Charles Dickens first attracted attention with the descriptive essays and tales originally written for newspapers, beginning in 1833, and collected as Sketches by "Boz" (1836). On the strength of this volume Dickens contracted to write a historical novel in the tradition of Scott (eventually published as Barnaby Rudge in 1841). By chance his gifts were turned into a more distinctive channel. In February 1836 he agreed to write the text for a series of comic engravings. The unexpected result was The Pickwick Papers (1836-37), one of the funniest novels in English literature. By July 1837 sales of the monthly installments exceeded 40,000 copies. Dickens' extraordinary popular appeal and the enormous imaginative potential of the Victorian novel were simultaneously established.

 The chief technical features of Dickens' fiction were also formed by this success. Serial publication encouraged the use of multiple plot and required that each episode be individually shaped. At the same time it produced an unprecedentedly close relationship between author and reader. Part dramatist, part journalist, part mythmaker, and part wit, Dickens took the picaresque tradition of Smollett and Fielding and gave it a Shakespearean vigour and variety.

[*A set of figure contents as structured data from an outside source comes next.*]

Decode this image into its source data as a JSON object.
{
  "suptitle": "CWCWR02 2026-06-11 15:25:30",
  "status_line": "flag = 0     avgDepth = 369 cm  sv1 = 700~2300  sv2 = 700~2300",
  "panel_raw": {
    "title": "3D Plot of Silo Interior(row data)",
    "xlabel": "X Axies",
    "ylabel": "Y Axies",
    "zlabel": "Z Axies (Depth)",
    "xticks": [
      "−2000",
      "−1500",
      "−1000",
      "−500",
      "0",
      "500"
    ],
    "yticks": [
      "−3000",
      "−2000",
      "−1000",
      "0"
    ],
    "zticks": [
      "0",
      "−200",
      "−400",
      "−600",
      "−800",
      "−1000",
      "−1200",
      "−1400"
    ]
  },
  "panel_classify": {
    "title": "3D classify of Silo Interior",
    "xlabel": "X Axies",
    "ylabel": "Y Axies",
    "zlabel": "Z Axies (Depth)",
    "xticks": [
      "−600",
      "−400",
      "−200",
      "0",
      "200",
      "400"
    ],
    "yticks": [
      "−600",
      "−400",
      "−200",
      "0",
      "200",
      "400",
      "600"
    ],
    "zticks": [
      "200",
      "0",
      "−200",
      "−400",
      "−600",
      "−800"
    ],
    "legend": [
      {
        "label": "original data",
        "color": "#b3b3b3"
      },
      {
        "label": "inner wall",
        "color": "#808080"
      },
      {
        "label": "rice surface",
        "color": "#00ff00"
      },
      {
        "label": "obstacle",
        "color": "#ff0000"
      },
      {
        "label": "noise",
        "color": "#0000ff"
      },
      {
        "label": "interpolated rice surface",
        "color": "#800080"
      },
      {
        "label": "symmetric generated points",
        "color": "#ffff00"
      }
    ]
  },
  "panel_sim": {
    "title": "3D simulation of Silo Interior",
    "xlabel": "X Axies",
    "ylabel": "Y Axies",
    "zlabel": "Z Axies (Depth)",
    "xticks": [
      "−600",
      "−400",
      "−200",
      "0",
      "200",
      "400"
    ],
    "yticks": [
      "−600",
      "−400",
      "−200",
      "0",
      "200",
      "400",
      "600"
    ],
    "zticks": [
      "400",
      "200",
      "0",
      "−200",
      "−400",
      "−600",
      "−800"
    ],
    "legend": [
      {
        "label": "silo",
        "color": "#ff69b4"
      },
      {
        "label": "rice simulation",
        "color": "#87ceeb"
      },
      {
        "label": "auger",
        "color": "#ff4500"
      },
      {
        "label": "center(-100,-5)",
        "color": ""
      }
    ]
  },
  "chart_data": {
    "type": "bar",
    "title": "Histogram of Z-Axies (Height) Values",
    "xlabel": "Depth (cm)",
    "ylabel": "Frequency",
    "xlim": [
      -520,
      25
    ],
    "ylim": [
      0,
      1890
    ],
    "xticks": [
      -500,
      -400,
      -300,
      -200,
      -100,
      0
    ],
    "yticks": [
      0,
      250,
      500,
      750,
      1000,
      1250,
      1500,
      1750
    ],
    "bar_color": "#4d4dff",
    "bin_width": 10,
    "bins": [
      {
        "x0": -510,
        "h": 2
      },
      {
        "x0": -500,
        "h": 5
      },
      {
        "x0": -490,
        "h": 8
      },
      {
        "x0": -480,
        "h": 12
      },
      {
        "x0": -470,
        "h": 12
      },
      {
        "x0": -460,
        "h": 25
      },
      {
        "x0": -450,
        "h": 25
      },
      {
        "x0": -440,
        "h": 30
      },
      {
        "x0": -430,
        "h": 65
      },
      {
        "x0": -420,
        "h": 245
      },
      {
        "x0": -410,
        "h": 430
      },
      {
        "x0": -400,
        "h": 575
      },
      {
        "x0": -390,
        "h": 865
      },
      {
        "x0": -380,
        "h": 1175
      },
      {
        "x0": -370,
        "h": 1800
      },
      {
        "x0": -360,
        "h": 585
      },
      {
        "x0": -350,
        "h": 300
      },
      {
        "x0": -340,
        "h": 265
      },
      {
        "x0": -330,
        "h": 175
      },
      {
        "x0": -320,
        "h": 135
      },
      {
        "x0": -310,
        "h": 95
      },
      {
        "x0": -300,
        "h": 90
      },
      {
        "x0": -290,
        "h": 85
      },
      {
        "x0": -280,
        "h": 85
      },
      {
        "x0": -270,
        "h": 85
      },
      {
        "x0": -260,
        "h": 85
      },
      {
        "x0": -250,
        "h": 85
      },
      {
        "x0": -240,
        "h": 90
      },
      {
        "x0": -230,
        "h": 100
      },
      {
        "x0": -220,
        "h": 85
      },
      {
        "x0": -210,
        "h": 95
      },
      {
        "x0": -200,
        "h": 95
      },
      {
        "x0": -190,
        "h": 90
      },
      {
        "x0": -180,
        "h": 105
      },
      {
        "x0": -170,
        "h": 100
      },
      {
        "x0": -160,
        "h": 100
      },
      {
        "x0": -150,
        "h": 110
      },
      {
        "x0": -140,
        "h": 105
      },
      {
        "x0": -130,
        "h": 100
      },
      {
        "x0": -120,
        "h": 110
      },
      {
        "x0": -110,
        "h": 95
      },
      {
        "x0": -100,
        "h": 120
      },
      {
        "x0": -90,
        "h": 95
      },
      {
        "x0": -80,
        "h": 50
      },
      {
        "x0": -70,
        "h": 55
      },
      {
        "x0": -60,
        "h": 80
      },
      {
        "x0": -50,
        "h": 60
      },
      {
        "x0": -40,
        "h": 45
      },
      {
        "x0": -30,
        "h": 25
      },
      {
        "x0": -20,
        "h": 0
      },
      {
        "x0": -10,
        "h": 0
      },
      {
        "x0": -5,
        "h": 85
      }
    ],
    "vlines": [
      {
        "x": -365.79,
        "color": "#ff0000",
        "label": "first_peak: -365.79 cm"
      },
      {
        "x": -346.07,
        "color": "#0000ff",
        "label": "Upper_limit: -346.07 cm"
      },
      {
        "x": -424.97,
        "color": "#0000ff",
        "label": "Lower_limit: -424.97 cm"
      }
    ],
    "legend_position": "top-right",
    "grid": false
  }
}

 His early novels have been attacked at times for sentimentality, melodrama, or shapelessness. They are now increasingly appreciated for their comic or macabre zest and their poetic fertility. Dombey and Son (1846-48) marks the beginning of Dickens' later period. He thenceforth combined his gift for vivid caricature with a stronger sense of personality, designed his plots more carefully, and used symbolism to give his books greater thematic coherence. Of the masterpieces of the next decade, David Copperfield (1849-50) uses the form of a fictional autobiography to explore the great Romantic theme of the growth and comprehension of the self. Bleak House (1852-53) addresses itself to law and litigiousness, Hard Times (1854) is a Carlylian defense of art in an age of mechanism, and Little Dorrit (1855-57) dramatizes the idea of imprisonment, both literal and spiritual. Two great novels, both involved with issues of social class and human worth, appeared in the 1860s: Great Expectations (1860-61) and Our Mutual Friend (1864-65). His final book, The Mystery of Edwin Drood (published posthumously, 1870), was left tantalizingly uncompleted at the time of his death.